Die Demonstration fand einen Tag nach der Räumung auf der Plaza Brasil statt, wo die ärmsten Migranten ohne Papiere, die Santiago nicht erreichen können und sich mit dem Verkauf von Süßigkeiten, dem Betteln um Almosen oder dem Putzen von Auto-Scheiben an den Ampeln der Stadt durchschlagen, die Nacht verbrachten.
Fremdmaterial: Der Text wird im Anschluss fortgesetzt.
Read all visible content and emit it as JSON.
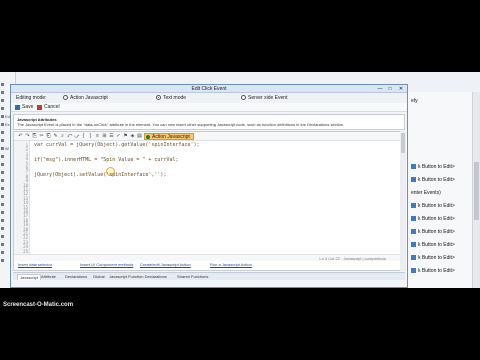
{
  "dialog": {
    "title": "Edit Click Event",
    "min": "—",
    "max": "□",
    "close": "✕"
  },
  "modes": {
    "label": "Editing mode:",
    "options": [
      {
        "label": "Action Javascript",
        "selected": false
      },
      {
        "label": "Text mode",
        "selected": true
      },
      {
        "label": "Server side Event",
        "selected": false
      }
    ]
  },
  "toolbar": {
    "save_label": "Save",
    "cancel_label": "Cancel"
  },
  "info": {
    "title": "Javascript Attributes",
    "description": "The Javascript Event is placed in the \"data-onClick\" attribute in the element. You can now insert other supporting Javascript code, such as function definitions in the Declarations section."
  },
  "editor": {
    "action_button": "Action Javascript",
    "tool_icons": [
      "↶",
      "↷",
      "⎘",
      "✂",
      "⎗",
      "✎",
      "⌕",
      "⤺",
      "⤻",
      "{",
      "}",
      "≡",
      "⊞",
      "☰",
      "✓",
      "⚑",
      "◈",
      "▤"
    ],
    "line_numbers": [
      "1",
      "2",
      "3",
      "4",
      "5",
      "6",
      "7",
      "8",
      "9",
      "10",
      "11",
      "12",
      "13",
      "14",
      "15",
      "16",
      "17",
      "18",
      "19",
      "20",
      "21",
      "22",
      "23",
      "24",
      "25"
    ],
    "lines": [
      "var currVal = jQuery(Object).getValue('spinInterface');",
      "",
      "if(\"msg\").innerHTML = \"Spin Value = \" + currVal;",
      "",
      "jQuery(Object).setValue('spinInterface','');"
    ],
    "status": "Ln 3 Col 22 · Javascript  |  completions"
  },
  "links": [
    "Insert data selector",
    "Insert UI Component methods",
    "Create/edit Javascript Action",
    "Run a Javascript Action"
  ],
  "bottom_tabs": [
    {
      "label": "Javascript",
      "active": true
    },
    {
      "label": "Attribute",
      "active": false
    },
    {
      "label": "Declarations",
      "active": false
    },
    {
      "label": "Global",
      "active": false
    },
    {
      "label": "Javascript Function Declarations",
      "active": false
    },
    {
      "label": "Shared Functions",
      "active": false
    }
  ],
  "background": {
    "left_items": [
      "",
      "",
      "",
      "",
      "Ed",
      "Ex",
      "",
      "",
      "W",
      "",
      "",
      "",
      "",
      "",
      "",
      "",
      "",
      "",
      "",
      "",
      "",
      "",
      ""
    ],
    "right_items": [
      "ety",
      "k Button to Edit>",
      "k Button to Edit>",
      "enter Events)",
      "k Button to Edit>",
      "k Button to Edit>",
      "k Button to Edit>",
      "k Button to Edit>",
      "k Button to Edit>",
      "k Button to Edit>"
    ]
  },
  "watermark": "Screencast-O-Matic.com",
  "colors": {
    "accent": "#f8c86b",
    "title_bar": "#d9e5f3",
    "link": "#1a4fa0"
  }
}
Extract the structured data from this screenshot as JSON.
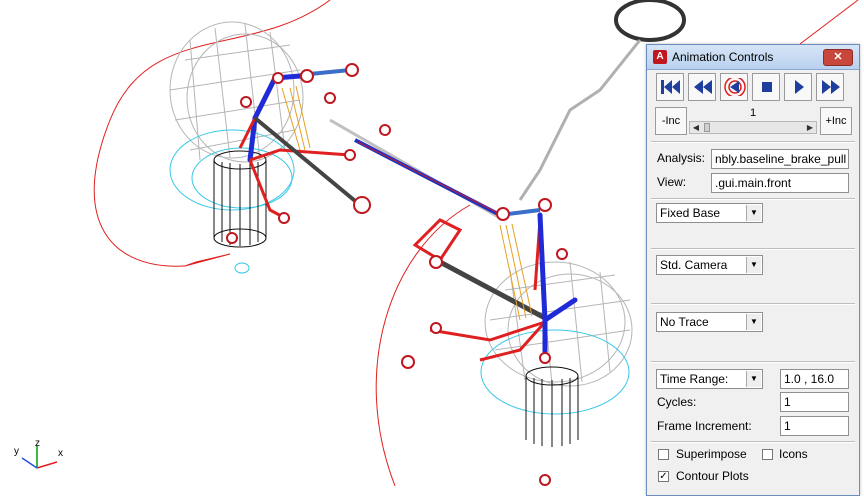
{
  "window": {
    "title": "Animation Controls",
    "app_icon_letter": "A",
    "close_glyph": "✕"
  },
  "playback": {
    "frame": "1",
    "dec_label": "-Inc",
    "inc_label": "+Inc"
  },
  "analysis": {
    "label": "Analysis:",
    "value": "nbly.baseline_brake_pull"
  },
  "view": {
    "label": "View:",
    "value": ".gui.main.front"
  },
  "base": {
    "selected": "Fixed Base"
  },
  "camera": {
    "selected": "Std. Camera"
  },
  "trace": {
    "selected": "No Trace"
  },
  "time_range": {
    "selected": "Time Range:",
    "value": "1.0 , 16.0"
  },
  "cycles": {
    "label": "Cycles:",
    "value": "1"
  },
  "frame_increment": {
    "label": "Frame Increment:",
    "value": "1"
  },
  "options": {
    "superimpose": {
      "label": "Superimpose",
      "checked": false
    },
    "icons": {
      "label": "Icons",
      "checked": false
    },
    "contour_plots": {
      "label": "Contour Plots",
      "checked": true
    }
  },
  "triad": {
    "x": "x",
    "y": "y",
    "z": "z"
  },
  "colors": {
    "accent_red": "#e02020",
    "link_blue": "#1e2bd6",
    "wire_gray": "#a0a0a0",
    "cyan": "#20c0e0",
    "titlebar": "#c6dbf3"
  }
}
Der Gouverneur der Region Tarapacá, José Miguel Carvajal und der Bürgermeister von Iquique, Mauricio Soria, gaben der Regierung von Präsident Sebastián Piñera die Schuld an der Migrationskrise im Norden Chiles. Beide wurden nicht über die Räumung vom Freitag informiert, die in Teilen der Bevölkerung Fremdenfeindlichkeit schürte. Die venezolanische Gemeinschaft ist mit mehr als 400.000 Menschen die größte in Chile, obwohl sie angesichts der Zunahme der illegalen Einreisen seit 2020, als Chile seine Grenzen wegen der Pandemie schloss, schätzungsweise noch viel größer ist. Darüber hinaus hat die chilenische Regierung ihre von Präsident Piñera im Jahr 2018 verfolgte Politik der Solidarität mit den Venezolanerinnen und Venezolanern im Bereich der Migration revidiert und sogar exklusive Visa für diese Gruppe angeboten, damit diese „Chancen in Chile haben“. Seitdem wurde die Erteilung von Visa für Reisende aus Venezuela drastisch eingeschränkt, dann kamen die Grenzschließungen aufgrund der Pandemie und viele Venezolaner überquerten die Grenze, nachdem sie einige Jahre in Kolumbien, Ecuador und Peru gelebt hatten. Laut dem Septemberbericht des Jesuiten-Migrationsdienstes (SJM) erreichte die Zahl der Menschen, die über illegale Grenzübergänge nach Chile kamen, im Juli 23.673 und damit fast 7.000 mehr als im gesamten letzten Jahr.
Update, 27. September
Die chilenische Staatsanwaltschaft hat eine Untersuchung des gewaltsamen Angriffs auf undokumentierte venezolanische Migranten eingeleitet, deren Hab und Gut am Samstag in der Stadt Iquique (Norden) von Demonstranten gegen die wachsende Migration in der Region verbrannt wurden.
Stofftiere, Fahrräder, Zelte, Matratzen, Taschen, Decken und Spielzeug: das sind die Utensilien von Kriminellen ??
Kriminell sind die Chilenen, die das vernichtet haben.
Haben die Chilenen vergessen, wie es ihnen unter ihrem letzten Diktator ergangen ist?